Monday, March 07, 2005

"I'll have a couple of brats with my gnocchi..."

Vanessa here...

Can we talk about parents who let their children run around heathen monsters? I mean, honestly...

When I was a kid, I was supposed to be quiet and act like I had some sense in my head. I wasn't allowed to roll around on the floor at the train station or put things back in my mouth that had hit the ground. I also wasn't allowed to scream at the top of my lungs and annoy every patron in a restaurant...and if I did, I'd get the slipper to my backside when I got home. (I know...shock, shock, horror, parents spanked me...well, look how I turned out!)

Not kids today. They're little darlings. Precious angels who can do no wrong. And heaven forbid they ever be punished for being brats or told no. Instead, parents negotiate. Heard it on the train this morning..."Brittney, I'd prefer you not put that in your mouth. Brittney, I prefer you don't lick the handrail." How 'bout, "Brittney, don't do that because I'll have to take you in for a rabies shot!" But no...little Brittney continued to swing about on the handrail, lavishing her tongue over it like a cow at a salt lick. Think of the germs going into this child! Think of how many people before her had coughed into their hands and then held on...or sneezed or God knows what else. But because Mom couldn't take her head out of her Metro newspaper long enough to see what her kid was doing -- or tell her straight up to STOP doing it -- well, little Brittney may have come down with some sort of communicable disease.

I start this rant because my date Saturday night with PC was ruined. Totally and completely ruined. And this was supposed to be the sex date, dammit!!! He picked me up and we went for dinner at Appetito in Newton Center. Nice place. Classy atmosphere. Good food. But...the booth behind us had two kids who completely took over the restaurant!

It was fine that they kicked the back of my seat...I smiled through that. But it kept going on and on and on. And then, little Patrick (LP) and little David (LD) decided that the whole restaurant was an extension of their family room at home. While Mom and Dad completely ignored the little beasts, LP and LD wandered from table to table waiting to be adored. Mom would yell across the restaurant at them saying "I prefer you don't do that..." (again with the prefer!) and LP and LD would continue about their way, terrorizing the other patrons until you were forced to smile at them and tell them how cute and precious they were. LP came up to our table and took BREAD out of our basket! PC thought it was adorably cute, but I was pissssssed. I'm on a date, for heaven's sake, not babysitting!

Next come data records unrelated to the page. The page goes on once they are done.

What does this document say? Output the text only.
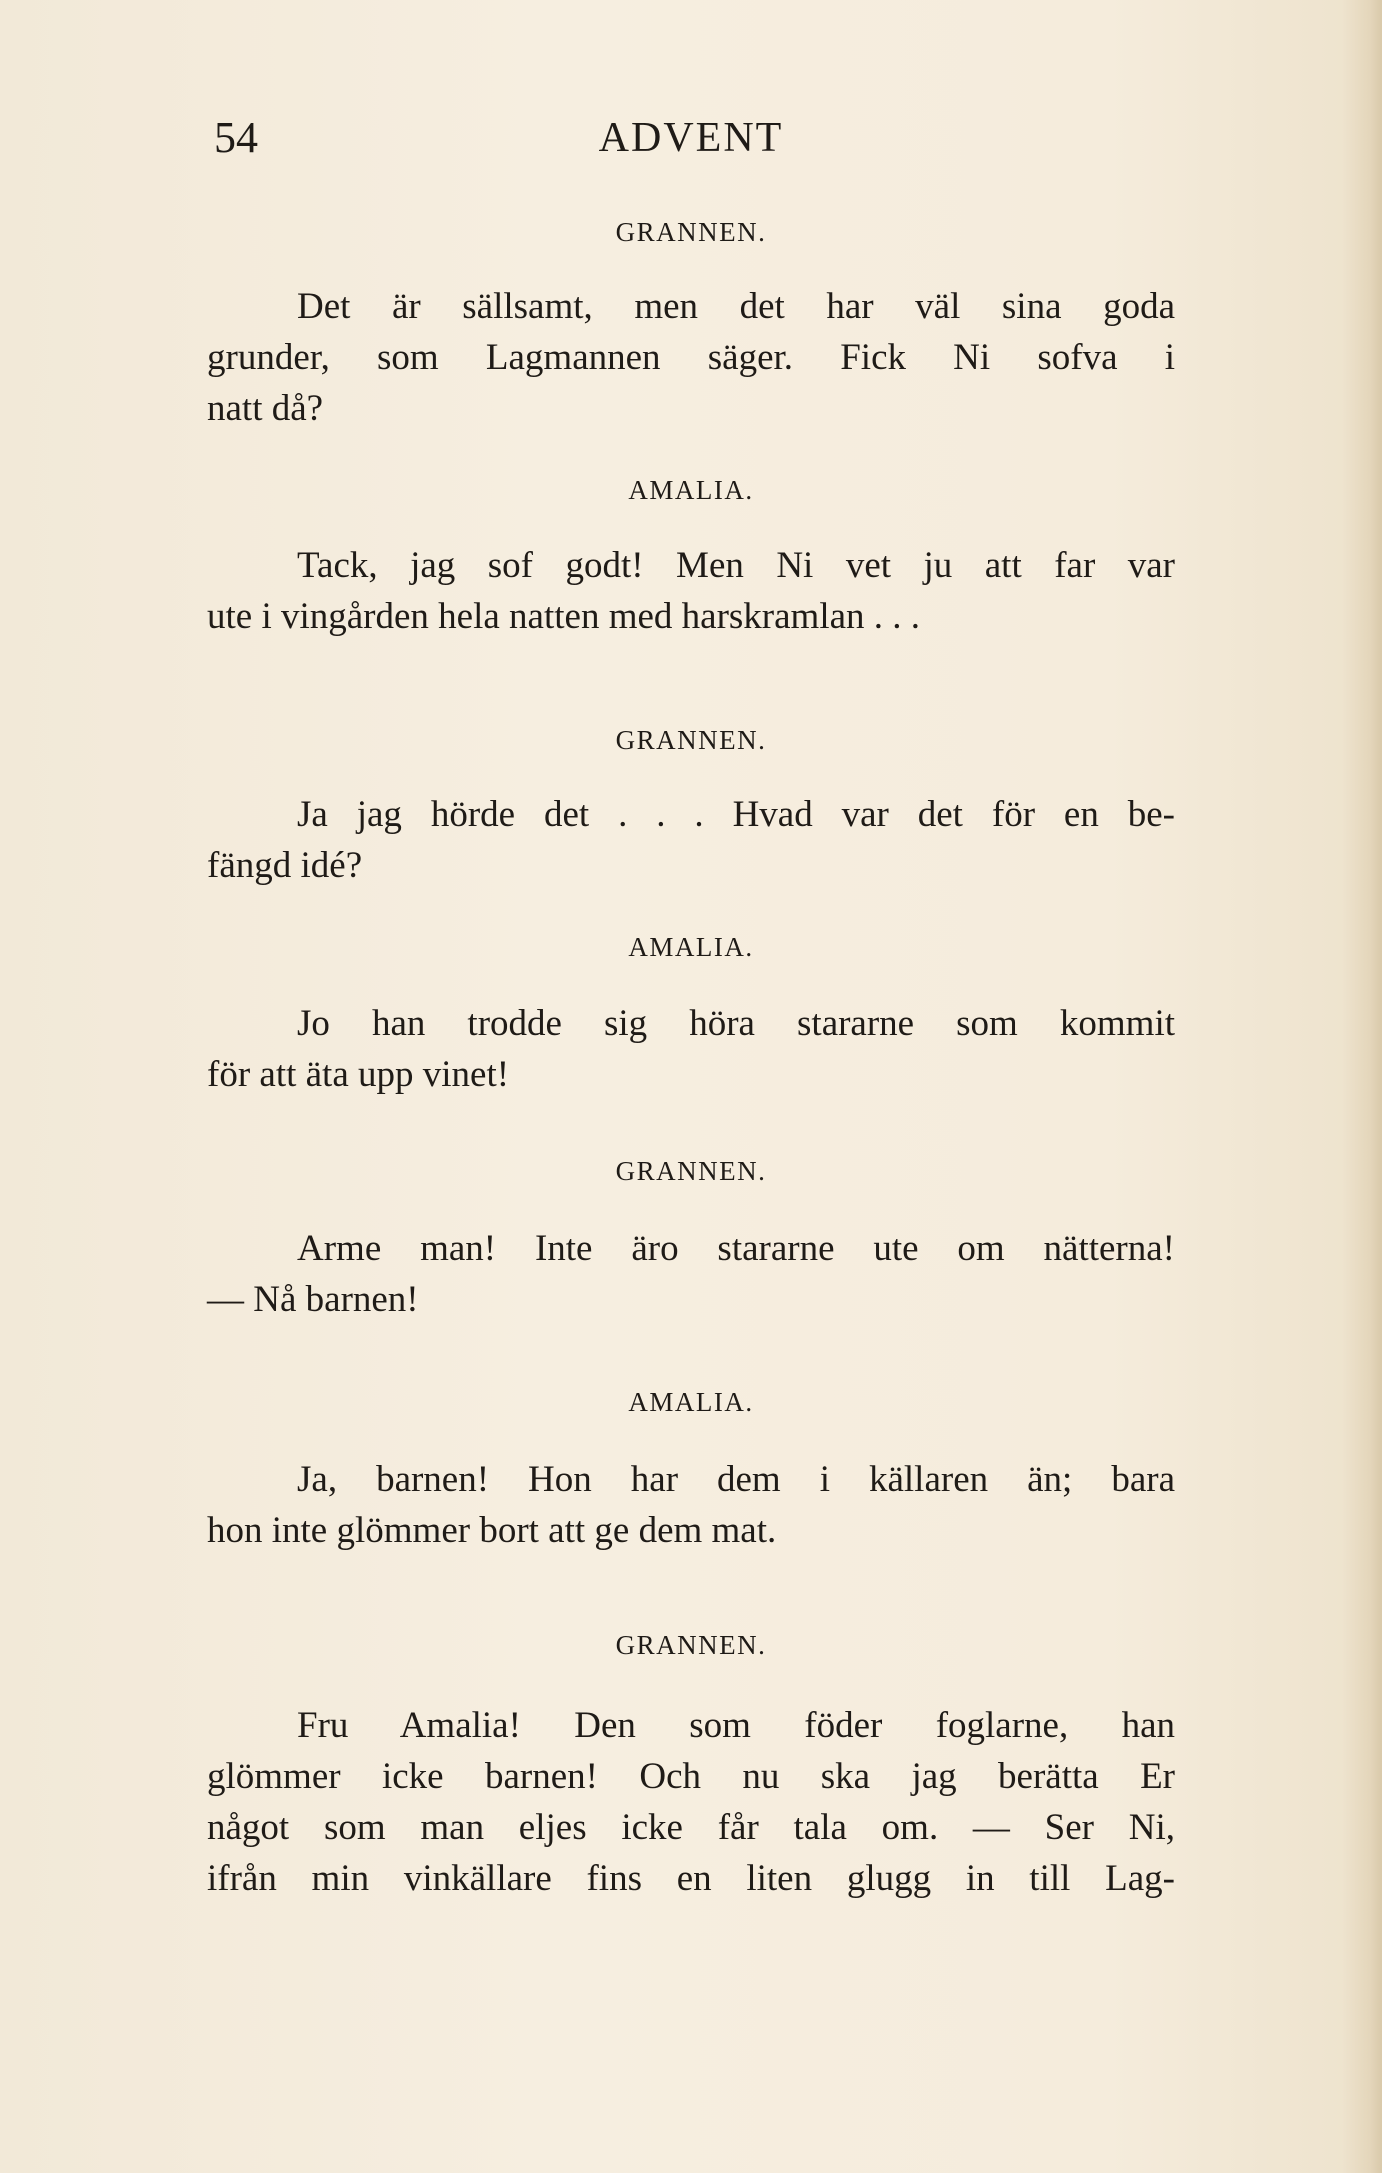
54	ADVENT
GRANNEN.
Det är sällsamt, men det har väl sina goda
grunder, som Lagmannen säger. Fick Ni sofva i
natt då?
AMALIA.
Tack, jag sof godt! Men Ni vet ju att far var
ute i vingården hela natten med harskramlan . . .
GRANNEN.
Ja jag hörde det . . . Hvad var det för en be-
fängd idé?
AMALIA.
Jo han trodde sig höra stararne som kommit
för att äta upp vinet!
GRANNEN.
Arme man! Inte äro stararne ute om nätterna!
— Nå barnen!
AMALIA.
Ja, barnen! Hon har dem i källaren än; bara
hon inte glömmer bort att ge dem mat.
GRANNEN.
Fru Amalia! Den som föder foglarne, han
glömmer icke barnen! Och nu ska jag berätta Er
något som man eljes icke får tala om. — Ser Ni,
ifrån min vinkällare fins en liten glugg in till Lag-
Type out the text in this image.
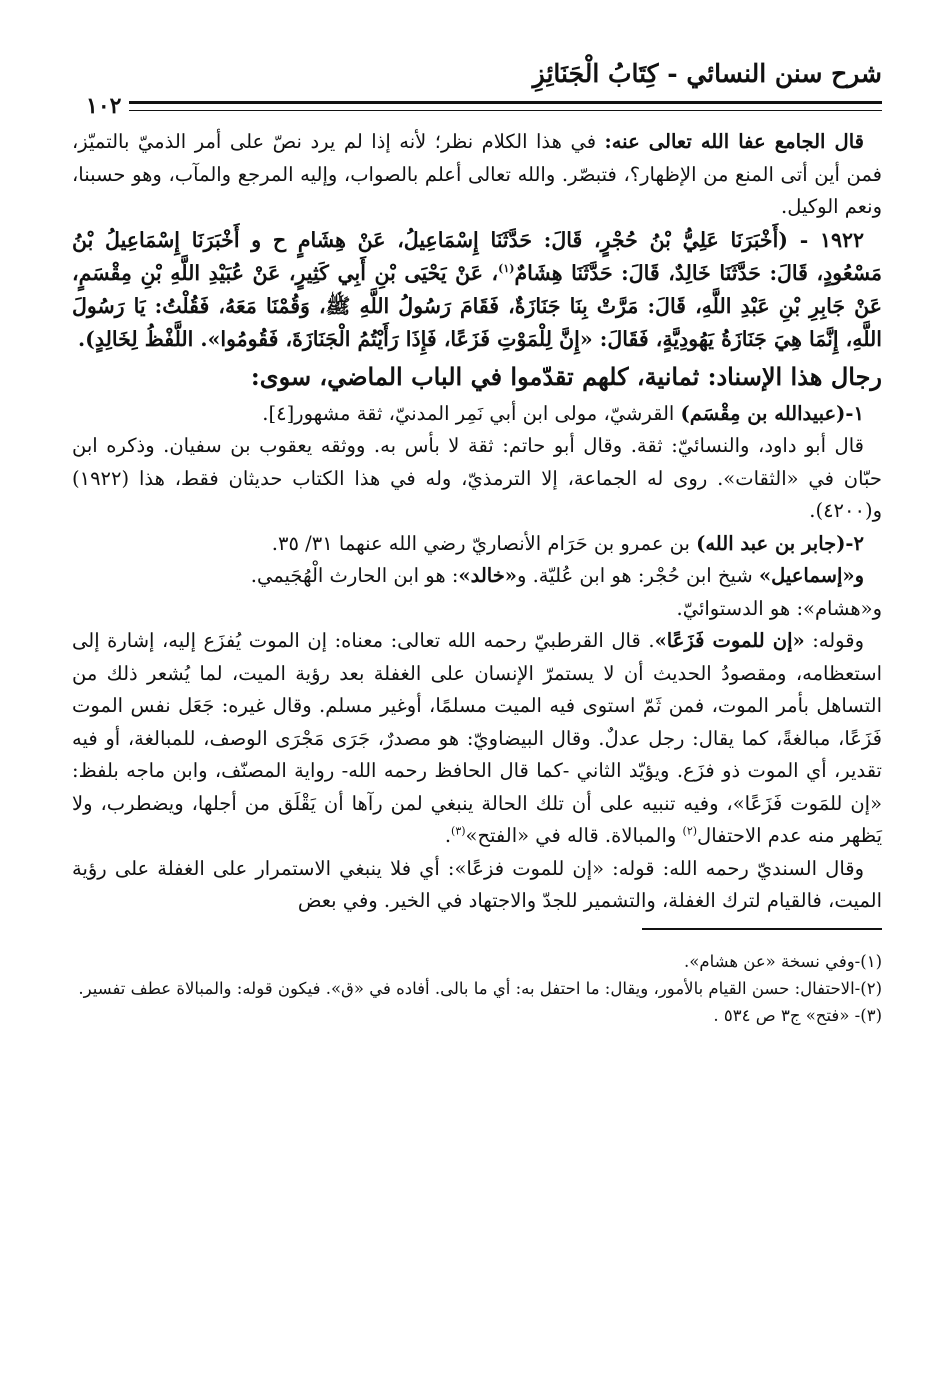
شرح سنن النسائي - كِتَابُ الْجَنَائِزِ
١٠٢

قال الجامع عفا الله تعالى عنه: في هذا الكلام نظر؛ لأنه إذا لم يرد نصّ على أمر الذميّ بالتميّز، فمن أين أتى المنع من الإظهار؟، فتبصّر. والله تعالى أعلم بالصواب، وإليه المرجع والمآب، وهو حسبنا، ونعم الوكيل.

١٩٢٢ - (أَخْبَرَنَا عَلِيُّ بْنُ حُجْرٍ، قَالَ: حَدَّثَنَا إِسْمَاعِيلُ، عَنْ هِشَامٍ ح و أَخْبَرَنَا إِسْمَاعِيلُ بْنُ مَسْعُودٍ، قَالَ: حَدَّثَنَا خَالِدٌ، قَالَ: حَدَّثَنَا هِشَامٌ$^{(١)}$، عَنْ يَحْيَى بْنِ أَبِي كَثِيرٍ، عَنْ عُبَيْدِ اللَّهِ بْنِ مِقْسَمٍ، عَنْ جَابِرِ بْنِ عَبْدِ اللَّهِ، قَالَ: مَرَّتْ بِنَا جَنَازَةٌ، فَقَامَ رَسُولُ اللَّهِ ﷺ، وَقُمْنَا مَعَهُ، فَقُلْتُ: يَا رَسُولَ اللَّهِ، إِنَّمَا هِيَ جَنَازَةُ يَهُودِيَّةٍ، فَقَالَ: «إِنَّ لِلْمَوْتِ فَزَعًا، فَإِذَا رَأَيْتُمُ الْجَنَازَةَ، فَقُومُوا». اللَّفْظُ لِخَالِدٍ).

رجال هذا الإسناد: ثمانية، كلهم تقدّموا في الباب الماضي، سوى:

١-(عبيدالله بن مِقْسَم) القرشيّ، مولى ابن أبي نَمِر المدنيّ، ثقة مشهور[٤].

قال أبو داود، والنسائيّ: ثقة. وقال أبو حاتم: ثقة لا بأس به. ووثقه يعقوب بن سفيان. وذكره ابن حبّان في «الثقات». روى له الجماعة، إلا الترمذيّ، وله في هذا الكتاب حديثان فقط، هذا (١٩٢٢) و(٤٢٠٠).

٢-(جابر بن عبد الله) بن عمرو بن حَرَام الأنصاريّ رضي الله عنهما ٣١/ ٣٥.

و«إسماعيل» شيخ ابن حُجْر: هو ابن عُليّة. و«خالد»: هو ابن الحارث الْهُجَيمي.

و«هشام»: هو الدستوائيّ.

وقوله: «إن للموت فَزَعًا». قال القرطبيّ رحمه الله تعالى: معناه: إن الموت يُفزَع إليه، إشارة إلى استعظامه، ومقصودُ الحديث أن لا يستمرّ الإنسان على الغفلة بعد رؤية الميت، لما يُشعر ذلك من التساهل بأمر الموت، فمن ثَمّ استوى فيه الميت مسلمًا، أوغير مسلم. وقال غيره: جَعَل نفس الموت فَزَعًا، مبالغةً، كما يقال: رجل عدلٌ. وقال البيضاويّ: هو مصدرٌ، جَرَى مَجْرَى الوصف، للمبالغة، أو فيه تقدير، أي الموت ذو فزَع. ويؤيّد الثاني -كما قال الحافظ رحمه الله- رواية المصنّف، وابن ماجه بلفظ: «إن للمَوت فَزَعًا»، وفيه تنبيه على أن تلك الحالة ينبغي لمن رآها أن يَقْلَق من أجلها، ويضطرب، ولا يَظهر منه عدم الاحتفال$^{(٢)}$ والمبالاة. قاله في «الفتح»$^{(٣)}$.

وقال السنديّ رحمه الله: قوله: «إن للموت فزعًا»: أي فلا ينبغي الاستمرار على الغفلة على رؤية الميت، فالقيام لترك الغفلة، والتشمير للجدّ والاجتهاد في الخير. وفي بعض

(١)-وفي نسخة «عن هشام».

(٢)-الاحتفال: حسن القيام بالأمور، ويقال: ما احتفل به: أي ما بالى. أفاده في «ق». فيكون قوله: والمبالاة عطف تفسير.

(٣)- «فتح» ج٣ ص ٥٣٤ .
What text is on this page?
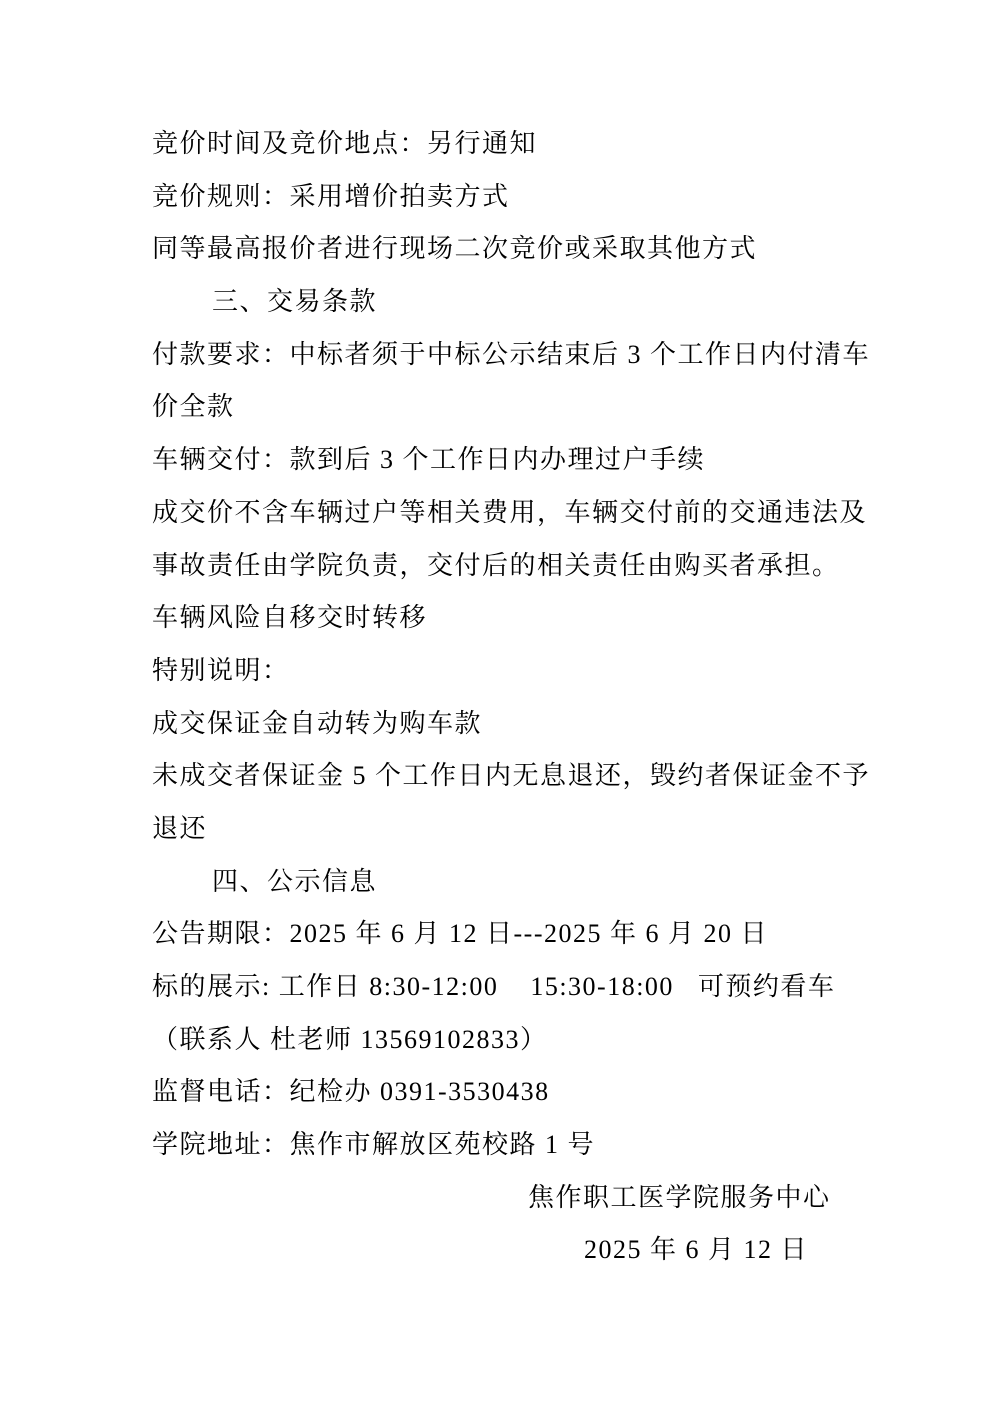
竞价时间及竞价地点：另行通知
竞价规则：采用增价拍卖方式
同等最高报价者进行现场二次竞价或采取其他方式
三、交易条款
付款要求：中标者须于中标公示结束后 3 个工作日内付清车
价全款
车辆交付：款到后 3 个工作日内办理过户手续
成交价不含车辆过户等相关费用，车辆交付前的交通违法及
事故责任由学院负责，交付后的相关责任由购买者承担。
车辆风险自移交时转移
特别说明：
成交保证金自动转为购车款
未成交者保证金 5 个工作日内无息退还，毁约者保证金不予
退还
四、公示信息
公告期限：2025 年 6 月 12 日---2025 年 6 月 20 日
标的展示: 工作日 8:30-12:00    15:30-18:00   可预约看车
（联系人 杜老师 13569102833）
监督电话：纪检办 0391-3530438
学院地址：焦作市解放区苑校路 1 号
焦作职工医学院服务中心
2025 年 6 月 12 日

So, The Family finally got their meal and next thing I know, gnocchi's being tossed over my shoulder....ha, ha, ha...isn't it so funny what LP's doing?! Not just no.....HELL no! I've got cream sauce on my new blouse from Neiman Marcus and there's potato in my hair. PC actually laughed at me! LAUGHED! No one's going to want to have sex with someone with gnocchi in their hair that they're laughing at.

I turned around and politely asked the parents to please control their children...that they were throwing food at me. Mom, of course, said "I prefer you don't do that Patrick" -- like Patrick cared! He just threw more food. PC continued to laugh and I continued to get miffed beyond reason. I complained to our waiter and asked to be moved, but the place was packed. And the thing is, no one else seemed as bothered as me. Is there something wrong with me? I mean, sure...maybe some day in the future I'll want kids, but does that mean I have to deal with them tonight? When I'm on a date with a cute guy...trying to make him desire me? It ain't gonna happen when Mean Vanessa has to come out and complain against people's offspring.

Needless to say, I begrudgingly made it through the meal. It was hard to concentrate on PC with the kids yelling and screaming behind me and I think PC got the wrong impression of me. 'Cause when he walked me to my door, he says that he's enjoyed spending time with me, but that he's not ready for another serious relationship with someone who might not be "the one." He barely knows can he make this assessment? Besides, he wants a whole slew of kids and my attitude tonight showed that I wasn't ready to share my life with other people. WHAT??? All because someone's brats upstaged me and threw food at me? Well...that really sucks, but if PC's going to be like that, then I don't want a guy like that in my life...cute with a ponytail or not.

Ah well...Vanessa Virtue's single again...

Anyone know any single guys they can fix me up with?

Double Vee


Blogger Diana Peterfreund said...

Man, what a prick! I would have told him that if and when I had kids, I'd make sure they were nothing like the unsupervised brats in the food fight!